O foco nas campanhas pesou no Brasileirão. Embora sem o mesmo drama de 2021, quando o time se assegurou na Série A somente com uma vitória na penúltima rodada, o São Paulo se arrastou durante boa parte das 38 rodadas da competição.

São Paulo goleou o Goiás na última rodada e chegou a sonhar com vaga na Libertadores — Foto: Isabela Azine/AGIF

São Paulo goleou o Goiás na última rodada e chegou a sonhar com vaga na Libertadores — Foto: Isabela Azine/AGIF

Mesmo assim, por pouco, o time não abocanhou uma vaga na Libertadores de 2023 via Brasileirão. Rogério Ceni e companhia ficaram pouco mais de 15 minutos classificados na última rodada, enquanto venciam o Goiás fora de casa.

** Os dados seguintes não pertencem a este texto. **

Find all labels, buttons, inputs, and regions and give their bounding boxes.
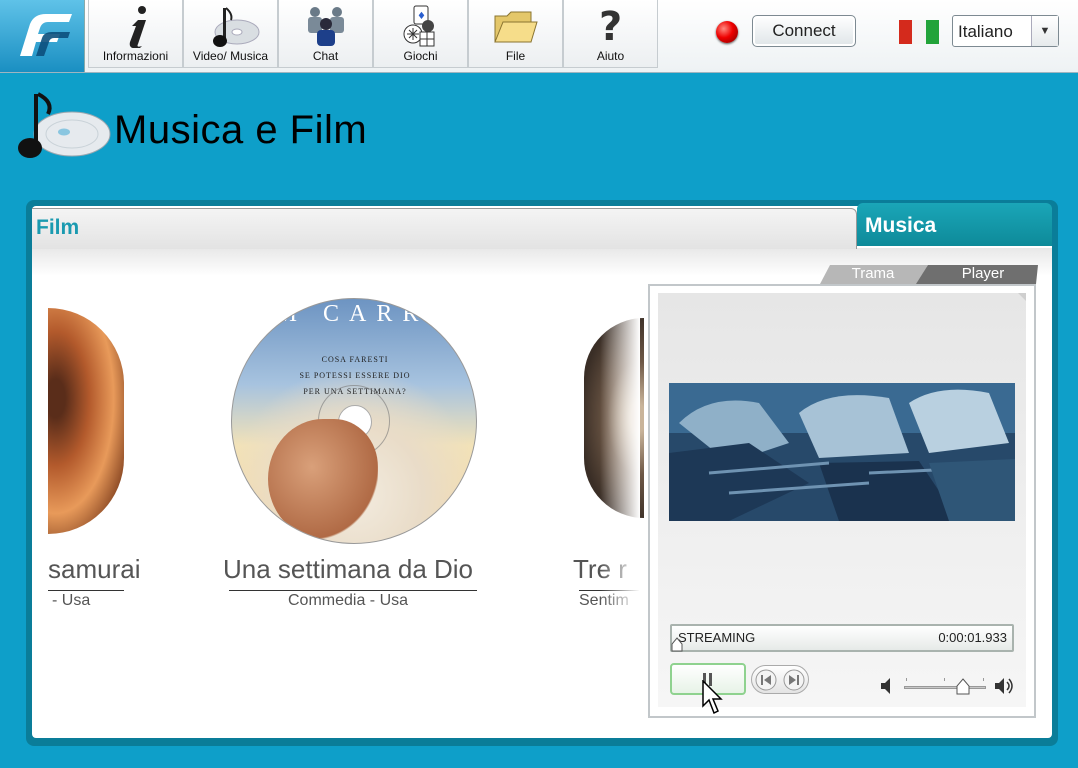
progress-handle-icon[interactable]	[671, 637, 683, 652]
corner-fold-icon	[1018, 293, 1026, 301]
volume-ticks	[904, 678, 986, 682]
carousel-fade	[600, 290, 640, 620]
streaming-progress[interactable]: STREAMING 0:00:01.933	[670, 624, 1014, 652]
app-logo[interactable]	[0, 0, 85, 72]
language-value: Italiano	[958, 22, 1013, 41]
help-icon: ?	[599, 4, 622, 48]
disc-subtitle: Commedia - Usa	[288, 592, 409, 609]
volume-handle-icon[interactable]	[956, 678, 970, 696]
info-icon	[129, 6, 146, 48]
subtab-player[interactable]: Player	[944, 264, 1022, 284]
logo-icon	[20, 14, 72, 56]
language-select[interactable]: Italiano ▼	[952, 15, 1059, 47]
disc-subtitle: - Usa	[52, 592, 91, 609]
nav-item-video-musica[interactable]: Video/ Musica	[183, 0, 278, 68]
svg-text:♦: ♦	[417, 11, 426, 22]
volume-low-icon[interactable]	[879, 676, 897, 696]
disc-title: samurai	[48, 554, 141, 584]
disc-tagline-1: COSA FARESTI	[321, 355, 389, 364]
tab-film-label: Film	[36, 216, 80, 239]
disc-top-text: M CARR	[275, 301, 429, 327]
disc-title-underline	[48, 590, 124, 591]
prev-next-group	[751, 665, 809, 694]
nav-item-informazioni[interactable]: Informazioni	[88, 0, 183, 68]
page-title: Musica e Film	[114, 108, 368, 152]
disc-title-underline	[229, 590, 477, 591]
nav-label: Giochi	[403, 49, 438, 63]
chat-people-icon	[307, 7, 344, 46]
nav-item-file[interactable]: File	[468, 0, 563, 68]
video-frame[interactable]	[669, 383, 1015, 521]
disc-tagline-2: SE POTESSI ESSERE DIO	[299, 371, 411, 380]
tab-film[interactable]: Film	[32, 208, 857, 249]
music-disc-icon	[18, 92, 111, 158]
italian-flag-icon	[899, 20, 939, 44]
previous-icon[interactable]	[755, 669, 777, 691]
nav-item-giochi[interactable]: ♦ Giochi	[373, 0, 468, 68]
disc-cover-center[interactable]: M CARR COSA FARESTI SE POTESSI ESSERE DI…	[231, 298, 477, 544]
video-image	[669, 383, 1015, 521]
connection-status-icon	[716, 21, 738, 43]
streaming-status: STREAMING	[678, 630, 756, 645]
mouse-cursor-icon	[702, 680, 723, 715]
chevron-down-icon[interactable]: ▼	[1031, 16, 1058, 46]
music-disc-icon	[212, 7, 259, 47]
tab-musica-label: Musica	[865, 214, 937, 237]
connect-button[interactable]: Connect	[752, 15, 856, 47]
tab-musica[interactable]: Musica	[857, 203, 1052, 246]
nav-item-chat[interactable]: Chat	[278, 0, 373, 68]
games-icon: ♦	[403, 5, 434, 47]
main-nav: Informazioni Video/ Musica Chat ♦ Giochi…	[88, 0, 658, 68]
volume-track[interactable]	[904, 686, 986, 689]
nav-label: Aiuto	[596, 49, 625, 63]
svg-text:?: ?	[599, 4, 622, 48]
nav-label: File	[505, 49, 526, 63]
playback-time: 0:00:01.933	[938, 630, 1007, 645]
disc-figure	[268, 419, 378, 539]
disc-title: Una settimana da Dio	[223, 554, 474, 584]
volume-high-icon[interactable]	[993, 676, 1017, 696]
subtab-trama[interactable]: Trama	[840, 264, 906, 284]
nav-item-aiuto[interactable]: ? Aiuto	[563, 0, 658, 68]
next-icon[interactable]	[783, 669, 805, 691]
folder-icon	[493, 11, 538, 43]
nav-label: Chat	[312, 49, 339, 63]
nav-label: Informazioni	[102, 49, 169, 63]
nav-label: Video/ Musica	[192, 49, 269, 63]
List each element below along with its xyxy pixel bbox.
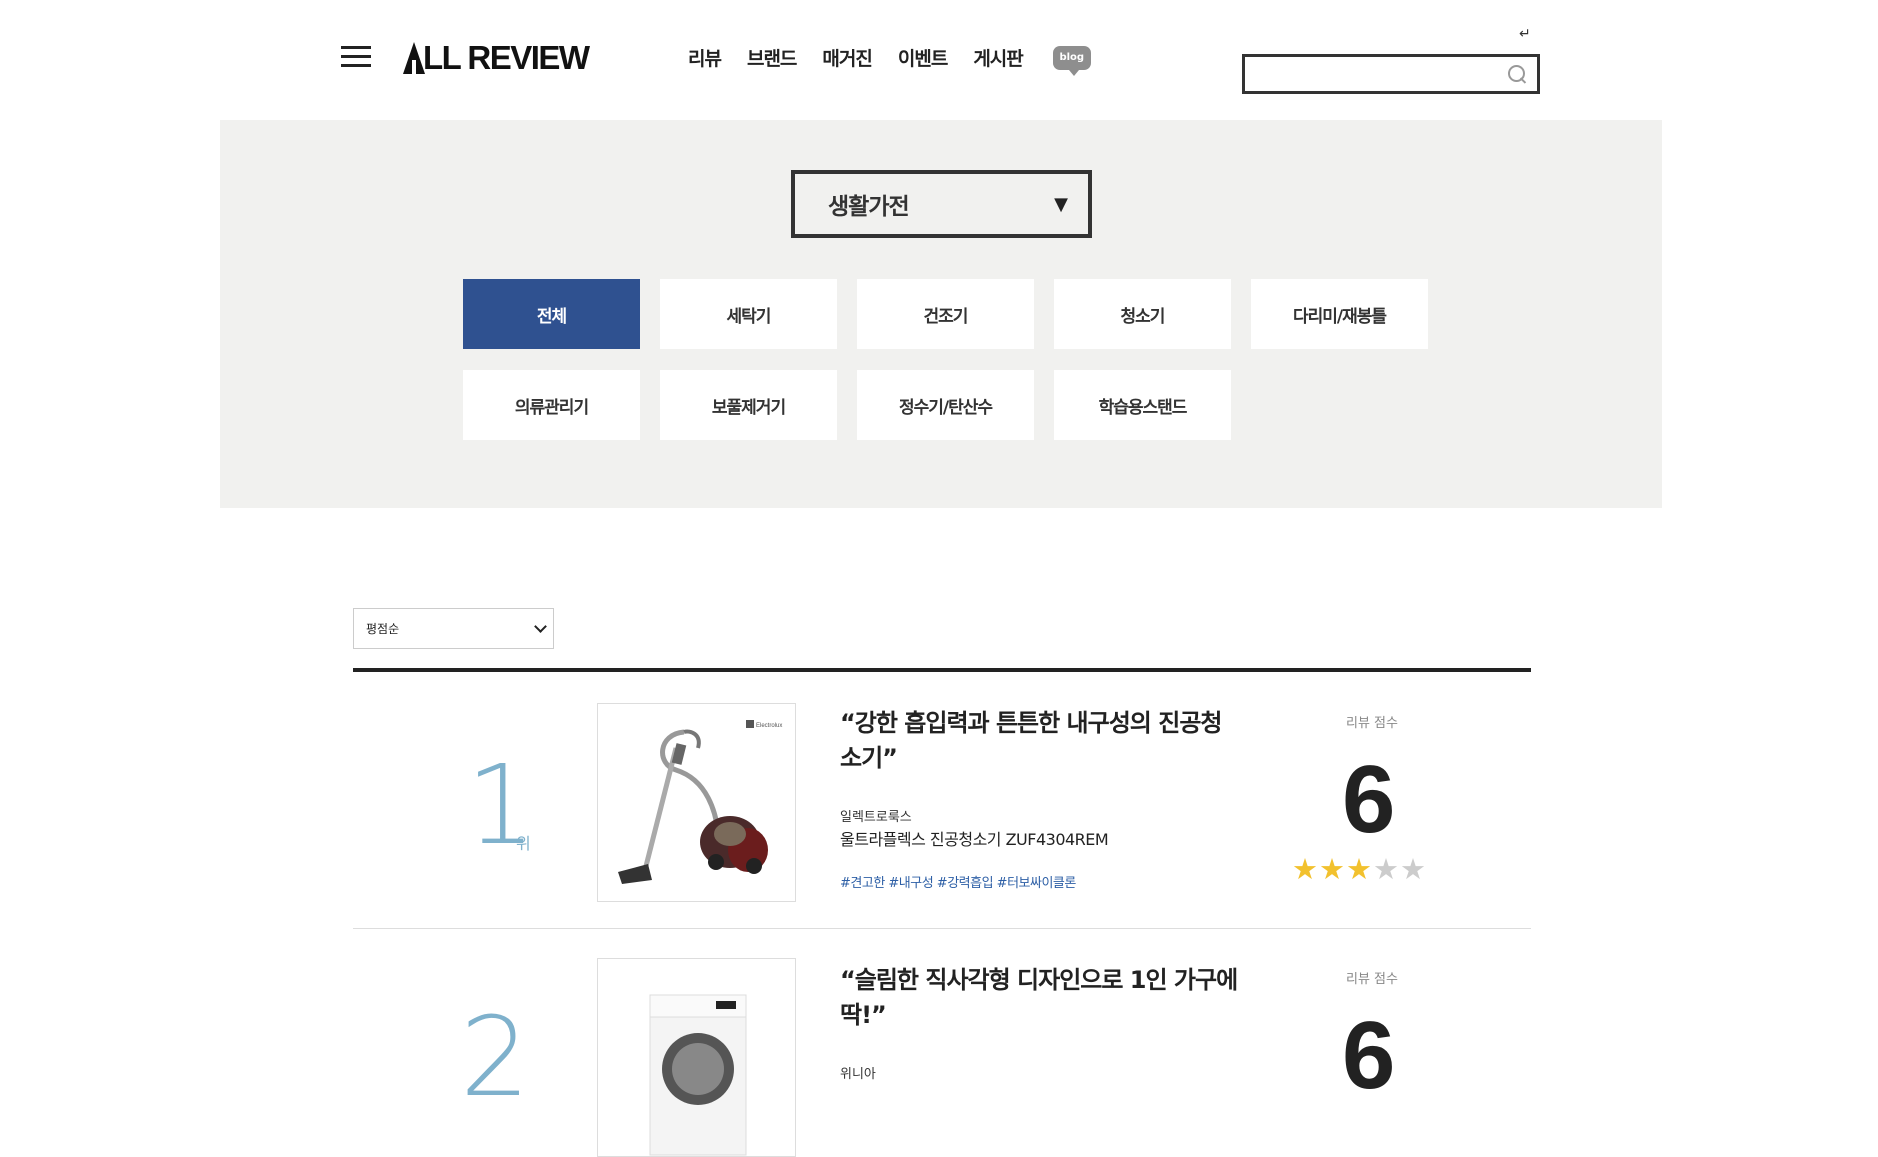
row-divider xyxy=(353,928,1531,929)
category-panel: 생활가전 ▼ 전체 세탁기 건조기 청소기 다리미/재봉틀 의류관리기 보풀제거… xyxy=(220,120,1662,508)
star-icon-filled: ★ xyxy=(1346,852,1373,886)
review-title[interactable]: “슬림한 직사각형 디자인으로 1인 가구에 딱!” xyxy=(840,963,1240,1033)
star-rating: ★★★★★ xyxy=(1292,852,1427,886)
rank-1: 1 위 xyxy=(466,750,556,860)
product-name[interactable]: 울트라플렉스 진공청소기 ZUF4304REM xyxy=(840,826,1109,850)
review-score: 6 xyxy=(1342,1002,1396,1109)
site-header: LL REVIEW 리뷰 브랜드 매거진 이벤트 게시판 blog ↵ xyxy=(0,0,1878,120)
list-top-divider xyxy=(353,668,1531,672)
chevron-down-icon xyxy=(534,620,547,633)
category-button-study-lamp[interactable]: 학습용스탠드 xyxy=(1054,370,1231,440)
main-nav: 리뷰 브랜드 매거진 이벤트 게시판 blog xyxy=(688,44,1091,76)
washing-machine-image xyxy=(649,994,747,1156)
nav-item-magazine[interactable]: 매거진 xyxy=(822,44,872,71)
logo-text: LL REVIEW xyxy=(423,39,590,76)
login-icon[interactable]: ↵ xyxy=(1519,26,1531,42)
star-icon-filled: ★ xyxy=(1292,852,1319,886)
category-button-water-purifier[interactable]: 정수기/탄산수 xyxy=(857,370,1034,440)
score-label: 리뷰 점수 xyxy=(1346,972,1398,987)
star-icon-empty: ★ xyxy=(1400,852,1427,886)
sort-dropdown[interactable]: 평점순 xyxy=(353,608,554,649)
product-image-vacuum[interactable]: Electrolux xyxy=(597,703,796,902)
category-button-clothes-care[interactable]: 의류관리기 xyxy=(463,370,640,440)
blog-icon[interactable]: blog xyxy=(1052,45,1091,76)
vacuum-cleaner-image: Electrolux xyxy=(618,720,782,884)
product-image-washer[interactable] xyxy=(597,958,796,1157)
review-title[interactable]: “강한 흡입력과 튼튼한 내구성의 진공청소기” xyxy=(840,706,1240,776)
star-icon-empty: ★ xyxy=(1373,852,1400,886)
rank-unit: 위 xyxy=(516,834,531,853)
nav-item-board[interactable]: 게시판 xyxy=(973,44,1023,71)
category-group-dropdown[interactable]: 생활가전 ▼ xyxy=(791,170,1092,238)
dropdown-arrow-icon: ▼ xyxy=(1054,193,1068,215)
site-logo[interactable]: LL REVIEW xyxy=(403,38,590,78)
product-brand: 위니아 xyxy=(840,1067,876,1082)
search-input[interactable] xyxy=(1253,57,1497,93)
rank-2: 2 xyxy=(460,1002,550,1112)
product-brand: 일렉트로룩스 xyxy=(840,810,912,825)
product-tags[interactable]: #견고한 #내구성 #강력흡입 #터보싸이클론 xyxy=(840,872,1076,891)
category-button-washer[interactable]: 세탁기 xyxy=(660,279,837,349)
score-label: 리뷰 점수 xyxy=(1346,716,1398,731)
rank-number: 2 xyxy=(460,993,530,1121)
sort-value: 평점순 xyxy=(366,622,400,636)
search-box xyxy=(1242,54,1540,94)
logo-mark-icon xyxy=(403,42,425,74)
category-button-all[interactable]: 전체 xyxy=(463,279,640,349)
nav-item-brand[interactable]: 브랜드 xyxy=(747,44,797,71)
nav-item-event[interactable]: 이벤트 xyxy=(898,44,948,71)
category-button-lint-remover[interactable]: 보풀제거기 xyxy=(660,370,837,440)
image-brand-text: Electrolux xyxy=(756,723,782,729)
category-button-vacuum[interactable]: 청소기 xyxy=(1054,279,1231,349)
category-button-iron[interactable]: 다리미/재봉틀 xyxy=(1251,279,1428,349)
review-score: 6 xyxy=(1342,746,1396,853)
search-icon[interactable] xyxy=(1508,65,1525,82)
nav-item-review[interactable]: 리뷰 xyxy=(688,44,722,71)
star-icon-filled: ★ xyxy=(1319,852,1346,886)
hamburger-menu-icon[interactable] xyxy=(341,46,371,68)
category-group-label: 생활가전 xyxy=(828,194,910,220)
category-button-dryer[interactable]: 건조기 xyxy=(857,279,1034,349)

A combinação final de resultados, porém, não foi favorável, e o Tricolor terminou em nono lugar. Os 54 pontos conquistados foram apenas um a menos do que o Fortaleza, dono da última vaga para o principal torneio continental. Um tropeço ali, outro acolá, custaram o retorno do clube à elite sul-americana.

Os reforços

O fim de temporada frustrante em 2021 fez o São Paulo se movimentar. A diretoria trouxe 12 novos nomes durante o ano, e alguns já inclusive deixaram o clube para 2023.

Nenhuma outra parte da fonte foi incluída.